Kill a Chosen and you’ll gain access to their special weaponry as well as relieving yourself of the considerable headache of having to pit your wits against them time after time. The addition of The Chosen makes a huge difference to the ebb and flow of the game’s campaign and, alongside that new fatigue mechanic, ensures that you’ll need to rotate your soldiers and get used to the pain of losing them forever as you inevitably suffer heavy losses and accrue all manner of mental and physical scars – which, in turn, feeds directly into the fun of that character-creation element. War of the Chosen is XCOM 2 turned all the way up to eleven, and we reckon it’s a good idea to at least get some practice in with the base experience before diving headlong into this expanded version.
Overall then, XCOM 2 Collection is a pretty much essential purchase for fans of the genre but, as we’ve already mentioned, this port does come with a few issues. Virtuous has, understandably, had to turn the graphics right down, it’s not a huge issue for the most part – this is still a good-looking game – but there are times (most especially when explosions are taking place or when the camera gets up close and personal with a character or piece of scenery) when things can look pretty rough.
You’ll notice lots of low resolution textures and fancy lighting volumetric effects are all but gone from the experience. The framerate too, as is also the case on more powerful consoles, can be a bit of a liability, especially as missions are just starting or when the action cuts to sequences of you firing your weapon or hurling a grenade. However, although Virtuous hasn’t managed to keep a solid 30fps here, overall it’s not a massive issue and we don’t think it will affect your enjoyment of the game too much. After all, this is a turn-based strategy experience and not something that depends on smooth sailing in terms of fps in order to succeed.
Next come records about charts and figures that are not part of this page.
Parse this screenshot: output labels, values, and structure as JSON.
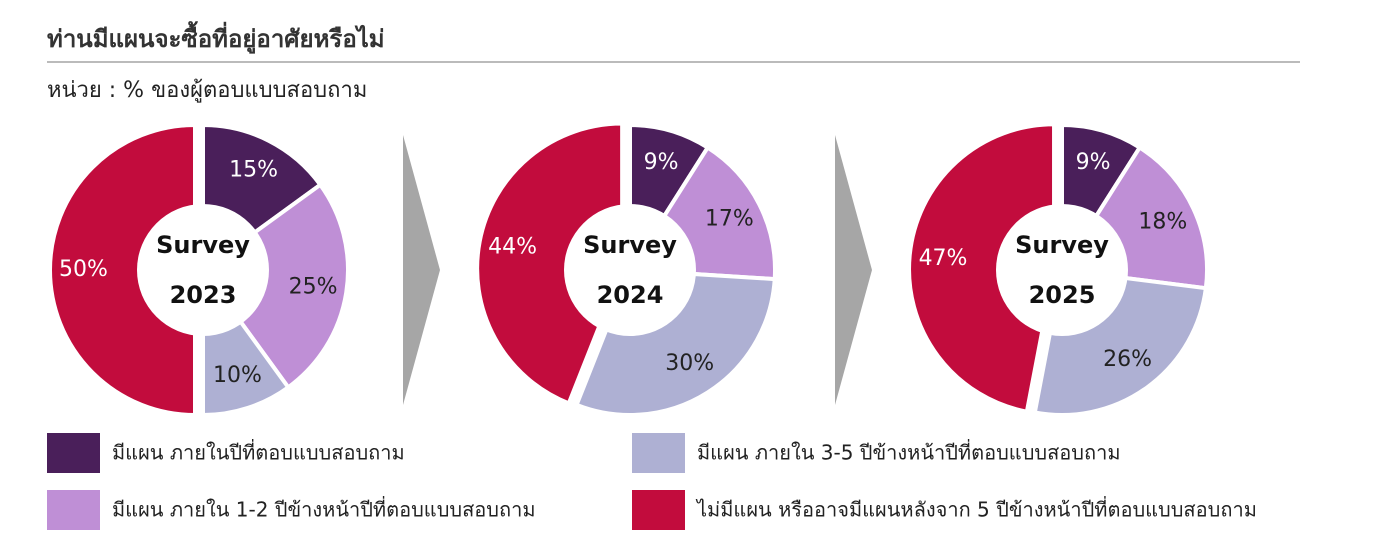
{
  "title": "ท่านมีแผนจะซื้อที่อยู่อาศัยหรือไม่",
  "subtitle": "หน่วย : % ของผู้ตอบแบบสอบถาม",
  "legend": {
    "labels": [
      "มีแผน ภายในปีที่ตอบแบบสอบถาม",
      "มีแผน ภายใน 1-2 ปีข้างหน้าปีที่ตอบแบบสอบถาม",
      "มีแผน ภายใน 3-5 ปีข้างหน้าปีที่ตอบแบบสอบถาม",
      "ไม่มีแผน หรืออาจมีแผนหลังจาก 5 ปีข้างหน้าปีที่ตอบแบบสอบถาม"
    ],
    "colors": [
      "#4a1f5a",
      "#bf8fd6",
      "#aeb0d3",
      "#c20c3d"
    ]
  },
  "chart_data": [
    {
      "type": "pie",
      "center_label": [
        "Survey",
        "2023"
      ],
      "values": [
        15,
        25,
        10,
        50
      ],
      "value_labels": [
        "15%",
        "25%",
        "10%",
        "50%"
      ]
    },
    {
      "type": "pie",
      "center_label": [
        "Survey",
        "2024"
      ],
      "values": [
        9,
        17,
        30,
        44
      ],
      "value_labels": [
        "9%",
        "17%",
        "30%",
        "44%"
      ]
    },
    {
      "type": "pie",
      "center_label": [
        "Survey",
        "2025"
      ],
      "values": [
        9,
        18,
        26,
        47
      ],
      "value_labels": [
        "9%",
        "18%",
        "26%",
        "47%"
      ]
    }
  ]
}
Loading times, just like the PS4 and Xbox One versions of the game, can also be a bit of a pain – although we’re almost certain loading into levels here is actually quicker than on the base PS4 – and if you like to play the game in a save-scumming style you’ll be in for a lot of twiddling your fingers as you wait for your game to load back to where you need to be. However, all things considered, this is still a top-notch title that absolutely plays a decent game in both docked and handheld modes.
In portable, many of the graphical downgrades are also much less of an eyesore and it’s just a delightful thing to be able to play this absolute beast whenever and wherever you fancy. In docked things hold up relatively well – although stuttering and graphical anomalies are much more apparent here – and thanks to what appears to be some smoothing and anti-aliasing filters we’re not being subjected to a world of jagged, low-resolution edges all over the place, but handheld is definitely the more pleasant visually.
In short, when XCOM 2 was first announced for Switch we genuinely didn’t see how it could manage the jump without some serious issues – if indeed it was possible at all – but Virtuous has handed in another strong effort here; this is as good a port as we could have reasonably expected with all of the downgrades we’re now used to on Switch but still, at the end of the day, it’s a very playable version of one of the all-time greats.